Gambia’s Foreign Minister Ousainou Darboe has denied asking Togo’s President Faure Gnassingbe to resign amid opposition protest for the longstanding ruler to step aside.
Darboe said he was dismayed by the Reuters publication, in which he reportedly called for the resignation of Mr. Gnassingbe.
According to Mr. Darboe, the views he expressed was that “the decision for President Faure to stay in power or not is the sole and sovereign decision of the people of Togo.”
“At this moment, there is no reason warranting the Government of the Republic of The Gambia to take a position, since the Togolese people continue to make efforts to find a solution to the crisis,” he said.

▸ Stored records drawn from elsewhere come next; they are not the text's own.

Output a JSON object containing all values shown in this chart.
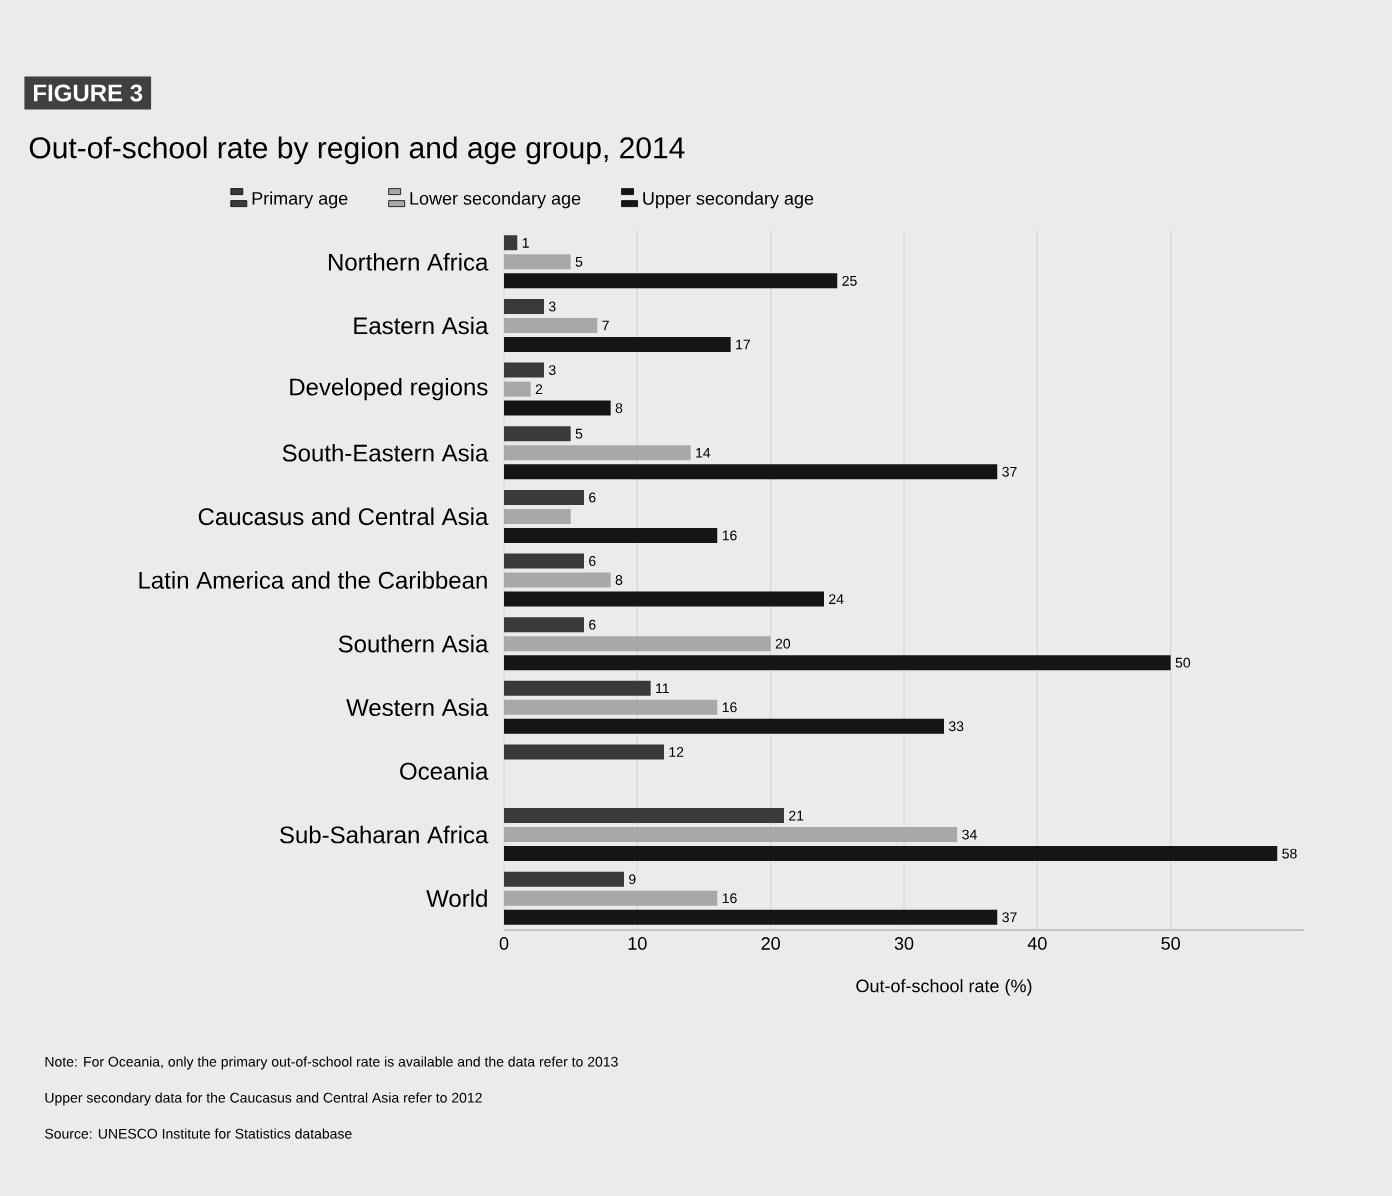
{
  "chart_data": {
    "type": "bar",
    "orientation": "horizontal",
    "title": "Out-of-school rate by region and age group, 2014",
    "xlabel": "Out-of-school rate (%)",
    "categories": [
      "Northern Africa",
      "Eastern Asia",
      "Developed regions",
      "South-Eastern Asia",
      "Caucasus and Central Asia",
      "Latin America and the Caribbean",
      "Southern Asia",
      "Western Asia",
      "Oceania",
      "Sub-Saharan Africa",
      "World"
    ],
    "series": [
      {
        "name": "Primary age",
        "color": "#3a3a3a",
        "values": [
          1,
          3,
          3,
          5,
          6,
          6,
          6,
          11,
          12,
          21,
          9
        ],
        "value_labels": [
          "1",
          "3",
          "3",
          "5",
          "6",
          "6",
          "6",
          "11",
          "12",
          "21",
          "9"
        ]
      },
      {
        "name": "Lower secondary age",
        "color": "#a8a8a8",
        "values": [
          5,
          7,
          2,
          14,
          5,
          8,
          20,
          16,
          null,
          34,
          16
        ],
        "value_labels": [
          "5",
          "7",
          "2",
          "14",
          null,
          "8",
          "20",
          "16",
          null,
          "34",
          "16"
        ]
      },
      {
        "name": "Upper secondary age",
        "color": "#151515",
        "values": [
          25,
          17,
          8,
          37,
          16,
          24,
          50,
          33,
          null,
          58,
          37
        ],
        "value_labels": [
          "25",
          "17",
          "8",
          "37",
          "16",
          "24",
          "50",
          "33",
          null,
          "58",
          "37"
        ]
      }
    ],
    "xlim": [
      0,
      60
    ],
    "xticks": [
      0,
      10,
      20,
      30,
      40,
      50
    ],
    "grid": "x",
    "legend": "top",
    "annotations": [
      "FIGURE 3",
      "Note: For Oceania, only the primary out-of-school rate is available and the data refer to 2013",
      "Upper secondary data for the Caucasus and Central Asia refer to 2012",
      "Source: UNESCO Institute for Statistics database"
    ]
  }
}
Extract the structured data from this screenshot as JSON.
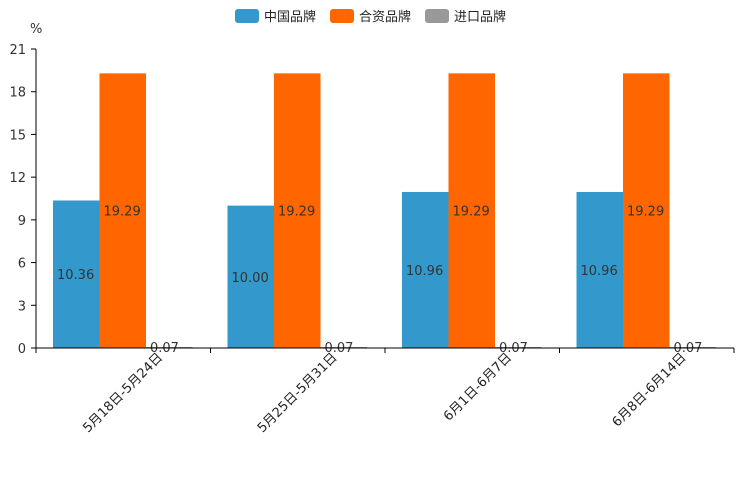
{
  "chart_data": {
    "type": "bar",
    "unit": "%",
    "categories": [
      "5月18日-5月24日",
      "5月25日-5月31日",
      "6月1日-6月7日",
      "6月8日-6月14日"
    ],
    "series": [
      {
        "name": "中国品牌",
        "values": [
          10.36,
          10.0,
          10.96,
          10.96
        ],
        "labels": [
          "10.36",
          "10.00",
          "10.96",
          "10.96"
        ],
        "color": "#3399cc"
      },
      {
        "name": "合资品牌",
        "values": [
          19.29,
          19.29,
          19.29,
          19.29
        ],
        "labels": [
          "19.29",
          "19.29",
          "19.29",
          "19.29"
        ],
        "color": "#ff6600"
      },
      {
        "name": "进口品牌",
        "values": [
          0.07,
          0.07,
          0.07,
          0.07
        ],
        "labels": [
          "0.07",
          "0.07",
          "0.07",
          "0.07"
        ],
        "color": "#999999"
      }
    ],
    "yticks": [
      0,
      3,
      6,
      9,
      12,
      15,
      18,
      21
    ],
    "ylim": [
      0,
      21
    ],
    "legend_position": "top-center",
    "grid": false
  }
}
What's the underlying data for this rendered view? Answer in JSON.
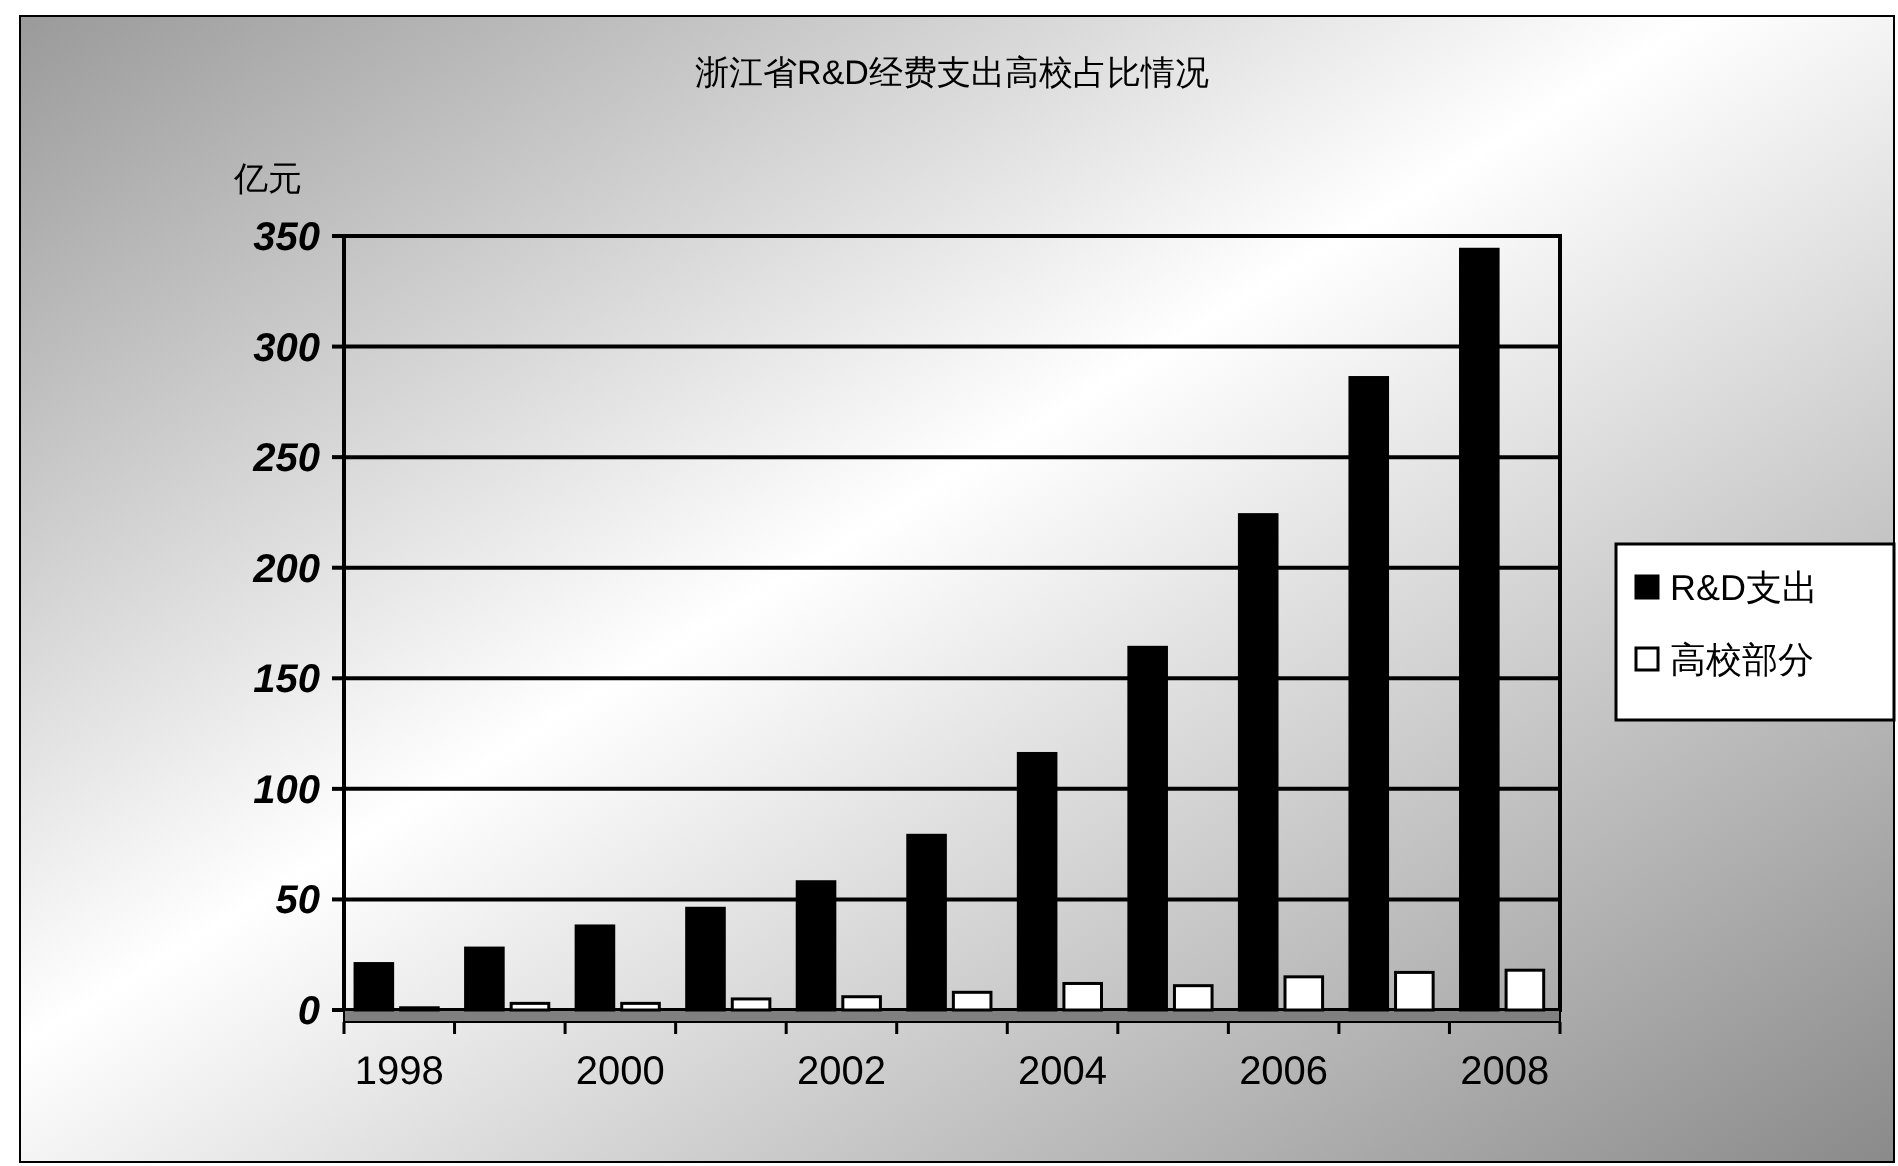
{
  "chart_data": {
    "type": "bar",
    "title": "浙江省R&D经费支出高校占比情况",
    "ylabel": "亿元",
    "categories": [
      "1998",
      null,
      "2000",
      null,
      "2002",
      null,
      "2004",
      null,
      "2006",
      null,
      "2008"
    ],
    "series": [
      {
        "name": "R&D支出",
        "color": "#000000",
        "values": [
          21,
          28,
          38,
          46,
          58,
          79,
          116,
          164,
          224,
          286,
          344
        ]
      },
      {
        "name": "高校部分",
        "color": "#ffffff",
        "values": [
          1,
          3,
          3,
          5,
          6,
          8,
          12,
          11,
          15,
          17,
          18
        ]
      }
    ],
    "ylim": [
      0,
      350
    ],
    "yticks": [
      0,
      50,
      100,
      150,
      200,
      250,
      300,
      350
    ],
    "grid": "y",
    "legend": "right"
  }
}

Togo’s opposition has rejected the reforms proposal from the Gnassingbe backed Parliament, which included term limits after a referendum.
The planned referendum has failed to appease the opposition who say that it would not be retroactive, meaning that Gnassingbe could stay until 2030.
The opposition alleges security forces are unleashing violence on protesters, charges authorities deny.
Two days previously, Darboe told Reuters: “I think the African Union and ECOWAS should engage Togo and persuade the president to step down.”
“When it goes against accepted norms I don’t think it should be treated as an internal affair,” he added.
Faure Gnassingbé has been head of state since 2005 when he took over from his father Gnassingbé Eyadema, who seized power in a coup in 1967, seven years after independence.
Demonstrations have largely been peaceful and their scale has been huge, with organizers claiming that as many as 800,000 people took to the streets.